Originally Posted by

**Nervous** The furthest I've gotten is

$\displaystyle 60 = 4x + 3y $

PS, this is just for a test I'm taking online, I'm not even in a calculus class. Don't think I'm trying to cheat or anything.

Well if you cut the wire at length x, then the remaining length is 60 - x.

If you make the square with the length 60 - x, then its side length is $\displaystyle \displaystyle \begin{align*} \frac{60 - x}{4} \end{align*}$ and its area is $\displaystyle \displaystyle \begin{align*} \left(\frac{60-x}{4}\right)^2 = \frac{3600 - 120x + x^2}{16} \end{align*}$

If the triangle is made with the length x, then its base is x and its height is $\displaystyle \displaystyle \begin{align*} \frac{\sqrt{3}\,x}{2} \end{align*}$, therefore its area is $\displaystyle \displaystyle \begin{align*} \frac{\sqrt{3}\,x^2}{4} \end{align*}$

So the total area is $\displaystyle \displaystyle \begin{align*} \frac{3600 - 120 + \left(4\sqrt{3} + 1\right)x^2}{16} \end{align*}$

Can you figure out how to find the maximum area now?

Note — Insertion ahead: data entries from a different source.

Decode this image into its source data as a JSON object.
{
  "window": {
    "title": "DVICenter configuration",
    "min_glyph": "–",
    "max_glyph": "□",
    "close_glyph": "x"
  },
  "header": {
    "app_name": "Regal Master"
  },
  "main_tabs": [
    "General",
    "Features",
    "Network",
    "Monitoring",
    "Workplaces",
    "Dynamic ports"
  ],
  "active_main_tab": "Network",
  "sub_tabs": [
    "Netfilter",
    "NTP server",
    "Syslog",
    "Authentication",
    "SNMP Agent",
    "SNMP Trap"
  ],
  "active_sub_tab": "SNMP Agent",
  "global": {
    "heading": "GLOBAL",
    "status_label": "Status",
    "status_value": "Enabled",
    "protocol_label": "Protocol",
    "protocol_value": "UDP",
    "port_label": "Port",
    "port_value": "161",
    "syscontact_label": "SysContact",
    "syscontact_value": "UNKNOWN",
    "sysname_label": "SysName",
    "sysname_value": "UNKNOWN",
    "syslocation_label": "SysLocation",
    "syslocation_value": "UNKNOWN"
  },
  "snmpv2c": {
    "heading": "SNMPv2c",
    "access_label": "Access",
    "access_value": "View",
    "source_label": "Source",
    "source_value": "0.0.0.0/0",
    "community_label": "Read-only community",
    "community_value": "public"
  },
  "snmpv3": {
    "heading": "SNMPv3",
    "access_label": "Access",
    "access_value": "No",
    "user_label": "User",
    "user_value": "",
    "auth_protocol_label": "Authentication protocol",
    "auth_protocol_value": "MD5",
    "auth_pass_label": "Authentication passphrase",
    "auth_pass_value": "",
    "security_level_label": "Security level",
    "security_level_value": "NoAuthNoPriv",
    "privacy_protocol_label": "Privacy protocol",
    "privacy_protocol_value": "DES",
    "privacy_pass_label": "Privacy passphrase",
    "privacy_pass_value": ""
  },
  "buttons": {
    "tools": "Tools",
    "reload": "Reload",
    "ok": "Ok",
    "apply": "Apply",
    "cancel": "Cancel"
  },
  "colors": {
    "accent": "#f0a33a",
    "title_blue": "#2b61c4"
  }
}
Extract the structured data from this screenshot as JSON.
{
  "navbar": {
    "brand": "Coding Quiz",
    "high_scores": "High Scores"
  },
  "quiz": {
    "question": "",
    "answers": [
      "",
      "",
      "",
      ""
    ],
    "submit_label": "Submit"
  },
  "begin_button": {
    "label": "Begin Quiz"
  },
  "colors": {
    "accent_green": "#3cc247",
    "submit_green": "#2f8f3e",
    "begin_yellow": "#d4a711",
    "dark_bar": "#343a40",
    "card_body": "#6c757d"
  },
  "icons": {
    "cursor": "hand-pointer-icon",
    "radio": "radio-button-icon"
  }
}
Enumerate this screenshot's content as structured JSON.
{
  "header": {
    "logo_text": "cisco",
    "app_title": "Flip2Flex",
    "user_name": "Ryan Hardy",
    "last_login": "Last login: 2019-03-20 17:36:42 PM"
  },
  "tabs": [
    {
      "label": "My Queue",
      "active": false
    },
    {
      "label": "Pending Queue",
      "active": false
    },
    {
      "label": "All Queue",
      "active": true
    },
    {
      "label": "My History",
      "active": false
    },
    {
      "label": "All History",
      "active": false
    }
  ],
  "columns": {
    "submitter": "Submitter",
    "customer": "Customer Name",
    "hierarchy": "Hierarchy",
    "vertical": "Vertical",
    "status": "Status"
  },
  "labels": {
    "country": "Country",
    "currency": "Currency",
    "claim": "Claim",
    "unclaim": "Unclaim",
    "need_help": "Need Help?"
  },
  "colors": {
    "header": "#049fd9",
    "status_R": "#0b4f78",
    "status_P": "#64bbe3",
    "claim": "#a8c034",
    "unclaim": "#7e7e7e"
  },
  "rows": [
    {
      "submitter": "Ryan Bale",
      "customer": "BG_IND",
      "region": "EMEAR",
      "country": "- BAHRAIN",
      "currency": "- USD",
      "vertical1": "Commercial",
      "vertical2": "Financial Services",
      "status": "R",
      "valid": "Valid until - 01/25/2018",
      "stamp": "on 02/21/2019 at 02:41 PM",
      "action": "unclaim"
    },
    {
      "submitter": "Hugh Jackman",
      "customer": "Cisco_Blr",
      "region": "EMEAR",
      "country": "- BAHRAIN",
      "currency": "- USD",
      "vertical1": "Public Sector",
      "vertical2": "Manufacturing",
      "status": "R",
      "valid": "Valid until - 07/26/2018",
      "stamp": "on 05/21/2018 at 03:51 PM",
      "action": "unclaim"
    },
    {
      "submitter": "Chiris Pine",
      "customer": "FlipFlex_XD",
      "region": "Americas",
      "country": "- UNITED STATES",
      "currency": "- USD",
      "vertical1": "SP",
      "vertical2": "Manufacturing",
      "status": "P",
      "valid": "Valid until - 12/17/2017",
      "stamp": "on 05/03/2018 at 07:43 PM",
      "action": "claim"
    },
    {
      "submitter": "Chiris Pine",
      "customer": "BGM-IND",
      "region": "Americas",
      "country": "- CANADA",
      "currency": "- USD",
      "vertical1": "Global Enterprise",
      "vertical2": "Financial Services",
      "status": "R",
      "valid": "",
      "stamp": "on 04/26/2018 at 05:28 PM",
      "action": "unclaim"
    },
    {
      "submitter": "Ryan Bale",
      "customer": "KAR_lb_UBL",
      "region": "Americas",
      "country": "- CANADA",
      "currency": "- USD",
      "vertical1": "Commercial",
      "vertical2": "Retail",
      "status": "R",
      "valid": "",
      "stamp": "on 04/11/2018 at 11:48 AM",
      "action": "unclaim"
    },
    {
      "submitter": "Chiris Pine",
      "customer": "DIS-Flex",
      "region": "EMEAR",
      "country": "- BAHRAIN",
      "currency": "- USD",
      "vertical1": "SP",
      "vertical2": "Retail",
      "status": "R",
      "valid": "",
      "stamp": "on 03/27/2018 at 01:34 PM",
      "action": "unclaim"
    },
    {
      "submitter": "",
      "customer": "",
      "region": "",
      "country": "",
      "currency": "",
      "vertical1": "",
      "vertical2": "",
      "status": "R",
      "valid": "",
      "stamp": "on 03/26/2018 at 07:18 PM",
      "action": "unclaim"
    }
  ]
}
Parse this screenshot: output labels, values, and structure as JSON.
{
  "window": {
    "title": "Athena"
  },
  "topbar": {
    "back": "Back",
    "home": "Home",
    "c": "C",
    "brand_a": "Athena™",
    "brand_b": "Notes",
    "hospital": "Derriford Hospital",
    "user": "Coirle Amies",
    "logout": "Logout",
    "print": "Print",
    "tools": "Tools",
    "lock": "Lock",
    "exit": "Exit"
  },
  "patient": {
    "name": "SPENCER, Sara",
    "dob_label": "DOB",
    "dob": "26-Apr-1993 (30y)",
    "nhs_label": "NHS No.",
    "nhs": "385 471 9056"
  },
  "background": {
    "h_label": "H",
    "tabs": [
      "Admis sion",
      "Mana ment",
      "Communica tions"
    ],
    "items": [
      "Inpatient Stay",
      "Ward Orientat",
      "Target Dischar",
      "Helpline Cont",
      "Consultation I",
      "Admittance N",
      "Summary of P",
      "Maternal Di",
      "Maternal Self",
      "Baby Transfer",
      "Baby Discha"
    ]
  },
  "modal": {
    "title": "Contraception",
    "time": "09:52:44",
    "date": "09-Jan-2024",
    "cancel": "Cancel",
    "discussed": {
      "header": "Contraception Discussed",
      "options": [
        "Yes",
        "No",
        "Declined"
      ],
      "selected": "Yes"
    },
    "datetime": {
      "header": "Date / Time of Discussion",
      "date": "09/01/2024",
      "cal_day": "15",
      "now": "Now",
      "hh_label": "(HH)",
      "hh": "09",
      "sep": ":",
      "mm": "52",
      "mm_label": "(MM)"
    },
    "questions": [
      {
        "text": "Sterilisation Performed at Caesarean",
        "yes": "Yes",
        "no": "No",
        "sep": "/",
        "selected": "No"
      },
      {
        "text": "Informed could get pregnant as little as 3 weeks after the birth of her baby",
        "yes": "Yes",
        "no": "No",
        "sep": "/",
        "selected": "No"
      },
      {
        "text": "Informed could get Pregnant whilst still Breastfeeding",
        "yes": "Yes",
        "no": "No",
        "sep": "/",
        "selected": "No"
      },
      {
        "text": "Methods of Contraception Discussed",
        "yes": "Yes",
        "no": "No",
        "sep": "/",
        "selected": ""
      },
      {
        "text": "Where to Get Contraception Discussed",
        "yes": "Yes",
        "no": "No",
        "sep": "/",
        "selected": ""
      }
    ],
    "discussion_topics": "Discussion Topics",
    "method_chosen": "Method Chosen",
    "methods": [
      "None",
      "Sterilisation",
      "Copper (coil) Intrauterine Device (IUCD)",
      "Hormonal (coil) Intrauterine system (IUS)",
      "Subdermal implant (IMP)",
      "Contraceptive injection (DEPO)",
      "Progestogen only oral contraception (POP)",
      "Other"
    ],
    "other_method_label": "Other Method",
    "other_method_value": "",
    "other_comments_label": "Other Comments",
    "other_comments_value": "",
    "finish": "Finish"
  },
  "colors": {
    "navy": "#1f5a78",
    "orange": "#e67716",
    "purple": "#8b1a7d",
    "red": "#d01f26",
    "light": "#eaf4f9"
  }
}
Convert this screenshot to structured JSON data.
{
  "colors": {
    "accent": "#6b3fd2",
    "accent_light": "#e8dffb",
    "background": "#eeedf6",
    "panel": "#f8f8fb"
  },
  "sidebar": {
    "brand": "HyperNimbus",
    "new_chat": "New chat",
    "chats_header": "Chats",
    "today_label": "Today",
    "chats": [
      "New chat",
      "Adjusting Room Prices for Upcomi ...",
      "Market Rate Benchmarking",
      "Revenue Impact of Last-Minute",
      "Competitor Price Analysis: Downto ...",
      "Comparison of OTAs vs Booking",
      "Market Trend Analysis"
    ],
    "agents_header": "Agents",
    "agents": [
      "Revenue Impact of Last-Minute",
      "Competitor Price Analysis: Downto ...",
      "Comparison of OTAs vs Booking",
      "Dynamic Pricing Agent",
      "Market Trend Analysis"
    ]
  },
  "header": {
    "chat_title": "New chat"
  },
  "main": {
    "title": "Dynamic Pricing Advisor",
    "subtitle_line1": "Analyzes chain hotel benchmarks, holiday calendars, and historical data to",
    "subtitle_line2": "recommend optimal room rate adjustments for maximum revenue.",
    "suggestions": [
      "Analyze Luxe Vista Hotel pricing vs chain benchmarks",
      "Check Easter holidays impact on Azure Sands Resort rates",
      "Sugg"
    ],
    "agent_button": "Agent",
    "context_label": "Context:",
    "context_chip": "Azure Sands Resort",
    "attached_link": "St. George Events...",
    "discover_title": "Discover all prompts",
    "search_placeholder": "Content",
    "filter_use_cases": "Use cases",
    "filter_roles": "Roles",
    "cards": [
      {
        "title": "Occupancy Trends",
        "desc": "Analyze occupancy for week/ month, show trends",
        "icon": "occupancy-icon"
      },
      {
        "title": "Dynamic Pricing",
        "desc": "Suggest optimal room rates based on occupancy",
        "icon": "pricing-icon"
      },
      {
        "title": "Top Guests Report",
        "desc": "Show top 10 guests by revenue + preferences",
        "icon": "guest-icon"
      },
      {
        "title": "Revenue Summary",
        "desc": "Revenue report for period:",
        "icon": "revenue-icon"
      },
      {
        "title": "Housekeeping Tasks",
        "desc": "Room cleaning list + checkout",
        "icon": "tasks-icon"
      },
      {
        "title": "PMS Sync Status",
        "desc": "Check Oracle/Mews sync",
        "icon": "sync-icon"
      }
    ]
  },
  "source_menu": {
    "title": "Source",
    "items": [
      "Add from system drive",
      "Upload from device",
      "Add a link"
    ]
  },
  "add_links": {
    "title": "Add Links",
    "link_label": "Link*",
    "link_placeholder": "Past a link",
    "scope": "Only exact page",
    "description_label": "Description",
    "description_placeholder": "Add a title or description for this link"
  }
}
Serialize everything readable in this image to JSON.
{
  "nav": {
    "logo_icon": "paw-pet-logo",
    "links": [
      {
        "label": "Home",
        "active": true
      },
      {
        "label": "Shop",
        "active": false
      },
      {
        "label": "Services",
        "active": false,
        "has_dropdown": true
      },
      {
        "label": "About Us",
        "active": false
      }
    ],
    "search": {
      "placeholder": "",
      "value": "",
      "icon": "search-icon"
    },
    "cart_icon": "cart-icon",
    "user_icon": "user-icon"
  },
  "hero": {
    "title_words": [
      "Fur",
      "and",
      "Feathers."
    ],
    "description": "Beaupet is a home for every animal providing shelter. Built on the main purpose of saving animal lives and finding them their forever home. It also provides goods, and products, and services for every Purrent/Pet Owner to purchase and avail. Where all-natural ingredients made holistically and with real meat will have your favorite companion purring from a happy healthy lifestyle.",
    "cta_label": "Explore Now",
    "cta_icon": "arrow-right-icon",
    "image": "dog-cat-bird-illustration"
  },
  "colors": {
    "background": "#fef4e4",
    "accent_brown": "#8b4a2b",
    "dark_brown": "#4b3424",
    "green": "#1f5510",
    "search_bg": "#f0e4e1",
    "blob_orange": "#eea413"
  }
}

Re: Two shapes and one line.

I derived the fraction and got:

$\displaystyle \frac{-120+2x+8\sqrt{3}x^2}{16}$

I set it equal to zero and got:

$\displaystyle x=~7.568$

And when I plugged that into the original equation, I got ~196.620

But, the answer is supposed to be 225...

Re: Two shapes and one line.

You equated area to zero! You should equate its derivative to zero in order to obtain x value that makes area maximum $\displaystyle \frac{60}{1+4 \sqrt{3}}$ or something like that!

Re: Two shapes and one line.

$\displaystyle \frac{60}{1+4 \sqrt{3}} = ~7.568$